A senhora Serpa mostrou o semblante iluminado por bonito sorriso e asseverou, segura de si:

— Isso não me ocorrerá. Tenho hoje motivos para confiar em Caio tanto quanto confio em mim mesma.

— Sua fé — volveu o Instrutor — é um retrato de sua sinceridade.

Ernesto fitou demoradamente a companheira e admirou-lhe a ternura da alma boa e ingênua. Desde muito, passara a nutrir por ela entranhado carinho. Nunca a apanhara em qualquer deslize. Sempre compassiva, abnegada. Muitas vezes, surpreendia-se ligado a ela por encantadora atração. Sob que prisma a estimava? Filha, companheira, mãe, irmã? Não conseguiria dizer.

Temendo o mergulho em mais longas divagações, ele, o bom amigo, chasqueou, no intuito claro de desviar o curso dos próprios pensamentos:

— Instrutor Ribas, qual se verifica no caso de nossa irmã, também estou persuadido de que minha esposa espera por mim… Entretanto, se isso não sucede?…

— Se isso não ocorre — e o mentor frisou as palavras com paternal inflexão de bom humor —, você, Fantini, desfrutará, sem dúvida, a possibilidade de auxiliá-la na condição de um amigo fraternal.

— E, nessa hipótese, caber-me-ia o direito de eleger uma nova companheira na vida nova?

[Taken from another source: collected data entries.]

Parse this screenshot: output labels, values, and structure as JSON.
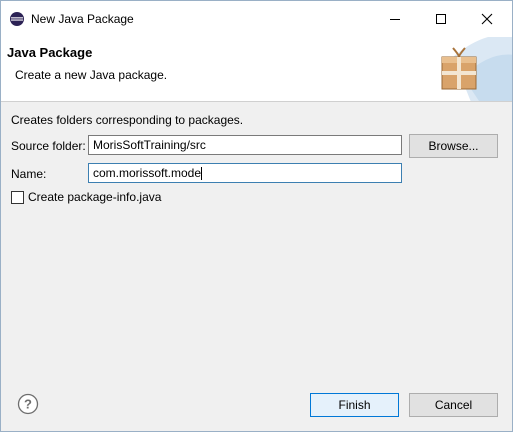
{
  "window": {
    "title": "New Java Package",
    "icon": "eclipse-icon"
  },
  "header": {
    "title": "Java Package",
    "description": "Create a new Java package.",
    "icon": "package-gift-icon"
  },
  "form": {
    "description": "Creates folders corresponding to packages.",
    "source_folder_label": "Source folder:",
    "source_folder_value": "MorisSoftTraining/src",
    "browse_label": "Browse...",
    "name_label": "Name:",
    "name_value": "com.morissoft.mode",
    "create_package_info_label": "Create package-info.java",
    "create_package_info_checked": false
  },
  "footer": {
    "help_icon": "help-icon",
    "finish_label": "Finish",
    "cancel_label": "Cancel"
  },
  "colors": {
    "accent": "#0078d7",
    "focused_border": "#3c7fb1",
    "button_bg": "#e1e1e1",
    "dialog_bg": "#f0f0f0"
  }
}
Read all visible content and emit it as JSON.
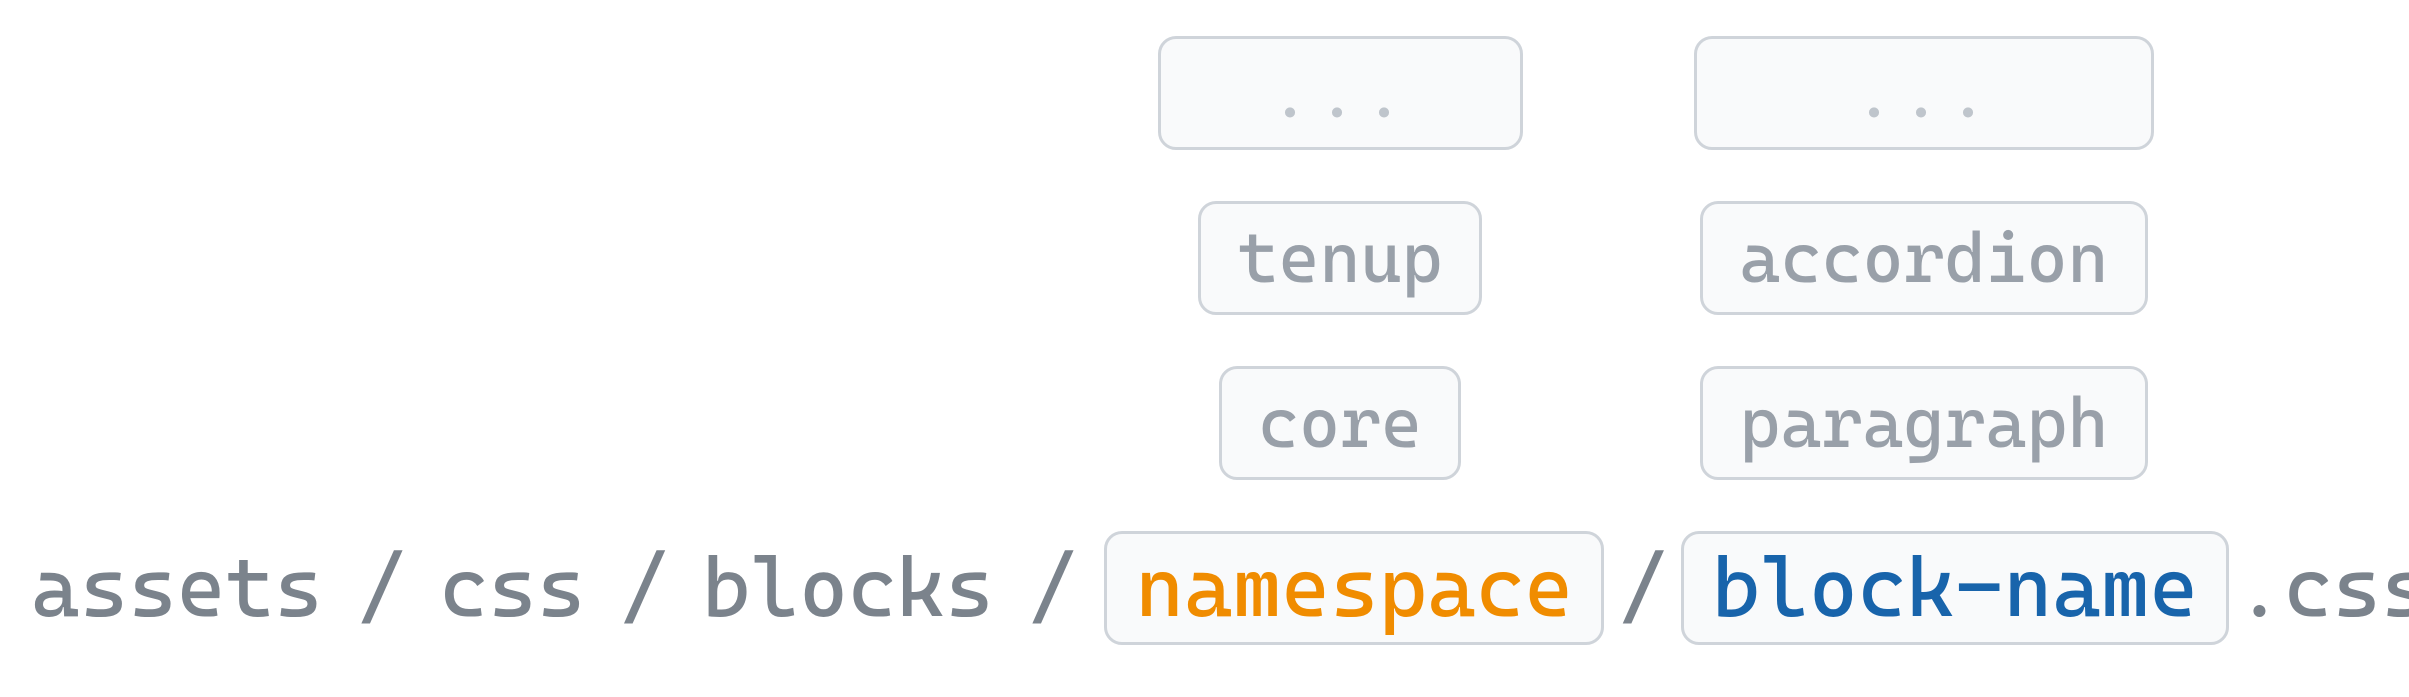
{
  "path": {
    "segments": [
      "assets",
      "css",
      "blocks"
    ],
    "namespace_placeholder": "namespace",
    "blockname_placeholder": "block-name",
    "extension": ".css"
  },
  "namespace_examples": {
    "ellipsis": "...",
    "row1": "tenup",
    "row2": "core"
  },
  "blockname_examples": {
    "ellipsis": "...",
    "row1": "accordion",
    "row2": "paragraph"
  },
  "colors": {
    "namespace": "#f08c00",
    "blockname": "#1864ab",
    "path_text": "#7b838c",
    "box_bg": "#f9fafb",
    "box_border": "#cfd4da",
    "box_text": "#99a0a9"
  }
}
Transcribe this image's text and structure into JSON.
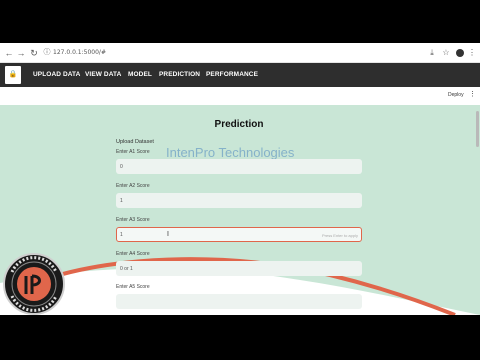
{
  "browser": {
    "url": "127.0.0.1:5000/#",
    "icons": [
      "back-arrow-icon",
      "forward-arrow-icon",
      "reload-icon",
      "info-icon"
    ]
  },
  "navbar": {
    "items": [
      {
        "label": "UPLOAD DATA"
      },
      {
        "label": "VIEW DATA"
      },
      {
        "label": "MODEL"
      },
      {
        "label": "PREDICTION"
      },
      {
        "label": "PERFORMANCE"
      }
    ]
  },
  "toolbar": {
    "deploy_label": "Deploy"
  },
  "main": {
    "title": "Prediction",
    "watermark": "IntenPro Technologies",
    "upload_label": "Upload Dataset",
    "fields": [
      {
        "label": "Enter A1 Score",
        "value": "0",
        "hint": ""
      },
      {
        "label": "Enter A2 Score",
        "value": "1",
        "hint": ""
      },
      {
        "label": "Enter A3 Score",
        "value": "1",
        "hint": "Press Enter to apply"
      },
      {
        "label": "Enter A4 Score",
        "value": "0 or 1",
        "hint": ""
      },
      {
        "label": "Enter A5 Score",
        "value": "",
        "hint": ""
      }
    ]
  },
  "colors": {
    "accent": "#e0664b",
    "background": "#c9e6d6",
    "navbar": "#2e2e2e"
  }
}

— As leis humanas, tanto no plano terrestre quanto aqui, são princípios suscetíveis de alteração e, na essência, não afetam as Leis Divinas. Na moradia dos homens, não existe obrigatoriedade para o estado de viuvez. Conservam-se órfãos de companhia no lar aqueles corações que o desejam. Rompidos os compromissos do casamento com a morte do corpo, o homem ou a mulher permanecem sozinhos, quando possuem motivos para isso. Natural aconteça aqui o mesmo. O homem ou a mulher desencarnados guardam insulamento ou não, conforme os propósitos íntimos que alimentem, entendendo-se, porém, que em qualquer posição dispomos de recursos para honorificar o trabalho da edificação do amor puro que acabará imperando, de maneira definitiva, em nossas relações uns com os outros.

Evelina, denotando preocupação no olhar, diligenciou colher maiores conhecimentos:

— Instrutor amigo, o senhor conhece companheiros que não conseguiram consorciar-se aqui?

— Eu sou um deles.

— Alguma razão especial? — esmerilou Fantini.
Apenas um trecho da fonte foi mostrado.